1) If $F: A \rightarrow B$ has a left inverse then $F$ is injective.
2) If $F: A \rightarrow B$ has a right inverse then $F$ is surjective.
I've already proved those statements in an iff implication. Now I just want to check if it's possible to prove those claims by contradiction... Here's what I've got:
Let $G: B \rightarrow A$ be the left inverse of $F$ in (1) and right inverse of $F$ in (2)
1) Since $G$ is a left inverse, we have that: $$ G(F(a)) = a \text{ is valid }\forall a \in A $$ Now suppose that $F$ is not injective, therefore $\exists a_1,a_1 \in A$ such that $a_1 \neq a_2$ and $F(a_1) = F(a_2) = b' \in B$, therefore: $$ G(F(a_1)) = a_1 \text{ and } G(F(a_2)) = a_2 $$ but since $F(a_1) = F(a_2) = b'$ it follows that $$ G(b') = a_1 \text{ and } G(b') = a_2 $$ Since $G$ is a function, that is clearly a contradiction, therefore $F$ is injective.
2) Since $G$ is a right inverse, we have that: $$ F(G(b)) = b \text{ is valid } \forall b \in B $$ Now suppose $F$ is not surjective, therefore $\exists b' \in B$ where $b' \notin \text{Im}(F)$. Now see that $$ F(G(b'))=b' $$ hence $b' \in \text{Im}(F)$, which is a contradiction. Conclusion: $F$ is surjective.

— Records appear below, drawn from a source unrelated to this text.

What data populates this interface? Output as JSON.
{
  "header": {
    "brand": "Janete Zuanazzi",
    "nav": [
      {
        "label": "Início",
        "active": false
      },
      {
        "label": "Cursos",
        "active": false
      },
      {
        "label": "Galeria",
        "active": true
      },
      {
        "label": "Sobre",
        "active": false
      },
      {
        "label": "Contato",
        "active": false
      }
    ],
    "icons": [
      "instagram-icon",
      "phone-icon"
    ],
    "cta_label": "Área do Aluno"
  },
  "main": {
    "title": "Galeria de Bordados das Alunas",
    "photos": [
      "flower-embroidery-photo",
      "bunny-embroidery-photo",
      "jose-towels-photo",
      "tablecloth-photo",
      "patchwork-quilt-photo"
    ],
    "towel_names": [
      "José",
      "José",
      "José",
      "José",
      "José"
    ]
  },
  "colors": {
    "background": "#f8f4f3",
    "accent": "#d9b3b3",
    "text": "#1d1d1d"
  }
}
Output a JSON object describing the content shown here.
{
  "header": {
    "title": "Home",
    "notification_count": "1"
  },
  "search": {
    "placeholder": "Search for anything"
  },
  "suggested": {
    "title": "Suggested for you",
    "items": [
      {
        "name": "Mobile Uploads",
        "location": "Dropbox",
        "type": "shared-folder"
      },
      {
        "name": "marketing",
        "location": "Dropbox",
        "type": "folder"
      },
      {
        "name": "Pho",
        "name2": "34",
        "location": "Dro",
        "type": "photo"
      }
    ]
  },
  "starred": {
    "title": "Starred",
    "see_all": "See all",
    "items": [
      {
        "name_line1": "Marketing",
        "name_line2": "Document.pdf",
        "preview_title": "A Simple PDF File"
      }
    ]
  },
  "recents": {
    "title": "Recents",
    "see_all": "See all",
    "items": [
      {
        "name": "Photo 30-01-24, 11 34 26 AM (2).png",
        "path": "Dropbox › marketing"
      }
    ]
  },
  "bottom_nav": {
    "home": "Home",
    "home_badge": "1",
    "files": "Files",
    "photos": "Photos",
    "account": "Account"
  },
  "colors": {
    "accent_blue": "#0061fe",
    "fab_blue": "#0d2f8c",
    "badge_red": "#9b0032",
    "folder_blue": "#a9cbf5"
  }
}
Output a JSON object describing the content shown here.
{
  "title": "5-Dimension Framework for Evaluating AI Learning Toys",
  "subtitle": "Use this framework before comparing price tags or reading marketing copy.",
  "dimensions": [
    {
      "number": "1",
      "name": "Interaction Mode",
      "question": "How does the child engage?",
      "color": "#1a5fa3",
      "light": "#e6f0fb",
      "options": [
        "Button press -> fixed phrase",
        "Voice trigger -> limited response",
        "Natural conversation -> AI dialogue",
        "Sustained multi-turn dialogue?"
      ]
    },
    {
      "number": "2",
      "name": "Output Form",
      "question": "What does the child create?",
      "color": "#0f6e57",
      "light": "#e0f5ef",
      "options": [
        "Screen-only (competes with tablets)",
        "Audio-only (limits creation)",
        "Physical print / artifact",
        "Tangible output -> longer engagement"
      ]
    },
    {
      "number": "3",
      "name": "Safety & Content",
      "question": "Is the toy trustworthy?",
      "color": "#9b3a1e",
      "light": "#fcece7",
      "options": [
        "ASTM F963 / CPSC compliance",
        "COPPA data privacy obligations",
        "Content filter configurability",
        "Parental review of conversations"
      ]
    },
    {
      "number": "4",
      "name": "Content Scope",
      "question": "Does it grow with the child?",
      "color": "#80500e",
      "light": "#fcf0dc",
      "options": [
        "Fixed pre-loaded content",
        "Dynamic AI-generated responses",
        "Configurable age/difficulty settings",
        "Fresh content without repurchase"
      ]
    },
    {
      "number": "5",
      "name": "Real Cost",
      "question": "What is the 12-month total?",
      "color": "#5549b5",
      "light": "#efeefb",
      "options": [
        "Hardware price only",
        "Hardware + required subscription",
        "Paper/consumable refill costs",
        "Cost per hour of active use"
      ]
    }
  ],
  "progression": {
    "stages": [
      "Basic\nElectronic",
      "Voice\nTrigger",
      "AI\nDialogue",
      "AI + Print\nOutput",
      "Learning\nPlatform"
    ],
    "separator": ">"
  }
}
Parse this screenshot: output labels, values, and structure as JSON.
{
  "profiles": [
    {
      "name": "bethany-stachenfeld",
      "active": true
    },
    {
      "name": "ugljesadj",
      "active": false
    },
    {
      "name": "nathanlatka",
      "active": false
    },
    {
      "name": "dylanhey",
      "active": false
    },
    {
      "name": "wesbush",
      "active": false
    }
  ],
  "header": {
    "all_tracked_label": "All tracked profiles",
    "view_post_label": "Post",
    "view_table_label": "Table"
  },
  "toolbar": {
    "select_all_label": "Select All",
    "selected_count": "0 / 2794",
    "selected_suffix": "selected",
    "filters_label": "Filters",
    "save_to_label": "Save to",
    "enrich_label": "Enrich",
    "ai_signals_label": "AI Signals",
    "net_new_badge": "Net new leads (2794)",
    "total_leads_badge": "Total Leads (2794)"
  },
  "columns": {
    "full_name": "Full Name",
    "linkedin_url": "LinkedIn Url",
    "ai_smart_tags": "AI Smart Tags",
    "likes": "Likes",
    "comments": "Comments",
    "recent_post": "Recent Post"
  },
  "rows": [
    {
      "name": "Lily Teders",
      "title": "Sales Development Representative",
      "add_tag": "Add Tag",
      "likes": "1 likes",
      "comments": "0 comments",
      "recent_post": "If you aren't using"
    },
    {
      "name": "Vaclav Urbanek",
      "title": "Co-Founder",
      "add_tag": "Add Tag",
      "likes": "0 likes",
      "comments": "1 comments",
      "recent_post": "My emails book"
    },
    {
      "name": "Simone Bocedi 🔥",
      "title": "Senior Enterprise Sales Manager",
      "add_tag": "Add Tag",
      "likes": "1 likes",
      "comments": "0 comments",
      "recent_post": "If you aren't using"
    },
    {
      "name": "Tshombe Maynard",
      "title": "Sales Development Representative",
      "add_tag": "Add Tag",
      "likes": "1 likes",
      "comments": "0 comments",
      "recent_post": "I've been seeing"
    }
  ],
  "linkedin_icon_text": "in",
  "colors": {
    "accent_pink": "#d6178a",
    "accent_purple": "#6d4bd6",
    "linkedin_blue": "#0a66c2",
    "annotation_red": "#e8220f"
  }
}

Here is something that I'd like to mention before you post your comment:
As I've said, I've already proved those statements in an easier and more immediate way... The reason for this post is to check a different approach to the proof, using proof by contradiction. For you, what I've done is correct? If not, could you explain why and how would you do to prove it by contradiction?
Thanks!